Feminism and Beauty: Aging Partners

It's hard to harumph out of one side of your face, while squirming with the other. Read a post by Vivian Diller this morning titled The Beauty Paradox: When Feminism and Vanity Collide. Diller has a new book, Face It: What Women Really Feel as Their Looks Change. We have stuff to grapple with as we age, but the beauty part seemed the least troublesome bit to me. "When you reach 50 or 60, feminism can feel like a directive to let looks go, while caring about one's looks can feel narcissistic or anti-feminist - a dilemma many Boomers were not prepared to face." Oh, dear. I feel dragging feminism in to portray an artificial devil's advocate against beauty is incendiary. The message of the gargantuan beauty industry is that we are never to be happy with our looks at any age. Does this book contribute to our well-being, or poke the disharmony drummed into our psyches? Diller uses the phrase "unshaven, aggressive women." The author calling that phrase a cliched perception does not forgive using it. In order to recapture balance and harmony and unclench my jaw, I contemplated what my true feelings are. I cropped a photo of me close up to see if I can face it. Maybe it was a sideways blessing to have multiple face surgeries: after the big one to get all the cancer, when I expected to lose my nose, my eye and maxillary plane, every concern about beauty vanished in the recovery room. A coworker said "that scar tissue, you know, one side of your face is going to sag faster than the other." It has. Swell. I have a nose. Maybe it's made of my thigh, lower abdomen and cartilage from my ear, and hikes up to chat with my eyebrow; but my smile works, my twinkling eyes are my own, and I can store spare change in the lines in my forehead. Though I am surprised by my reflection occasionally, I do really love the feminist I see. Feminism is a life companion, a strong and resilient partner in my overall beauty.

1 comment:

  1. What fates brought me here today?

    I have an appointment Tuesday with the dermatologist. I haven't been for years, but a small red spot has appeared near where a malignant bit was excised on my upper lip years ago.

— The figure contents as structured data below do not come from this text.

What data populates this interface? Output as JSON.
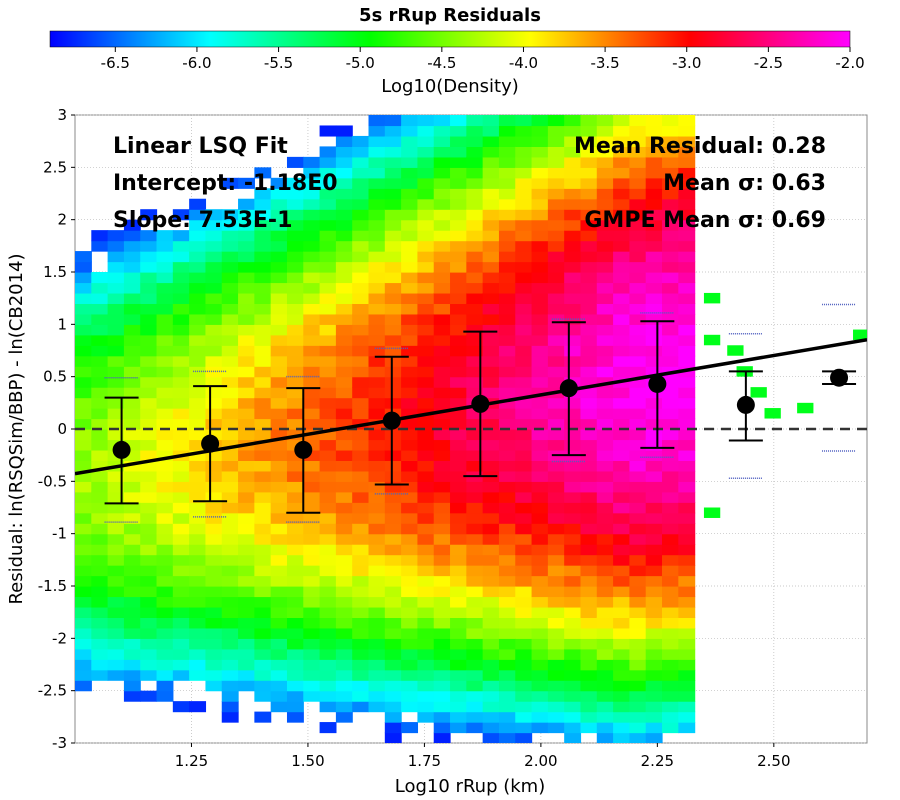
{
  "chart_data": {
    "type": "heatmap",
    "title": "5s rRup Residuals",
    "xlabel": "Log10 rRup (km)",
    "ylabel": "Residual: ln(RSQSim/BBP) - ln(CB2014)",
    "xlim": [
      1.0,
      2.7
    ],
    "ylim": [
      -3,
      3
    ],
    "x_ticks": [
      "1.25",
      "1.50",
      "1.75",
      "2.00",
      "2.25",
      "2.50"
    ],
    "x_tick_values": [
      1.25,
      1.5,
      1.75,
      2.0,
      2.25,
      2.5
    ],
    "y_ticks": [
      "-3",
      "-2.5",
      "-2",
      "-1.5",
      "-1",
      "-0.5",
      "0",
      "0.5",
      "1",
      "1.5",
      "2",
      "2.5",
      "3"
    ],
    "y_tick_values": [
      -3,
      -2.5,
      -2,
      -1.5,
      -1,
      -0.5,
      0,
      0.5,
      1,
      1.5,
      2,
      2.5,
      3
    ],
    "grid": true,
    "colorbar": {
      "label": "Log10(Density)",
      "range": [
        -6.9,
        -2.0
      ],
      "ticks": [
        "-6.5",
        "-6.0",
        "-5.5",
        "-5.0",
        "-4.5",
        "-4.0",
        "-3.5",
        "-3.0",
        "-2.5",
        "-2.0"
      ],
      "tick_values": [
        -6.5,
        -6.0,
        -5.5,
        -5.0,
        -4.5,
        -4.0,
        -3.5,
        -3.0,
        -2.5,
        -2.0
      ],
      "colors": [
        "#0000ff",
        "#00ffff",
        "#00ff00",
        "#ffff00",
        "#ff0000",
        "#ff00ff"
      ]
    },
    "annotations_left": [
      "Linear LSQ Fit",
      "Intercept: -1.18E0",
      "Slope: 7.53E-1"
    ],
    "annotations_right": [
      "Mean Residual: 0.28",
      "Mean σ: 0.63",
      "GMPE Mean σ: 0.69"
    ],
    "fit_line": {
      "intercept": -1.18,
      "slope": 0.753
    },
    "zero_line": 0,
    "binned_means": {
      "x": [
        1.1,
        1.29,
        1.49,
        1.68,
        1.87,
        2.06,
        2.25,
        2.44,
        2.64
      ],
      "mean": [
        -0.2,
        -0.14,
        -0.2,
        0.08,
        0.24,
        0.39,
        0.43,
        0.23,
        0.49
      ],
      "upper": [
        0.3,
        0.41,
        0.39,
        0.69,
        0.93,
        1.02,
        1.03,
        0.55,
        0.55
      ],
      "lower": [
        -0.71,
        -0.69,
        -0.8,
        -0.53,
        -0.45,
        -0.25,
        -0.18,
        -0.11,
        0.43
      ],
      "gmpe_upper": [
        0.49,
        0.55,
        0.5,
        0.77,
        0.93,
        1.05,
        1.11,
        0.91,
        1.19
      ],
      "gmpe_lower": [
        -0.89,
        -0.84,
        -0.89,
        -0.62,
        -0.45,
        -0.31,
        -0.27,
        -0.47,
        -0.21
      ]
    }
  }
}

    After my dad lost part of his upper lip to cancer I really started paying attention. His lip was never really comfortable afterwards, and it troubled him that he felt that he looked as if he were sneering.

    Then after a while, I quit paying attention again. Now I am afraid. Yes, my first worry was about how I would look if surgery be necessary, My worst thought came on its heels: what if my looks were to cause my grandchildren to fear me?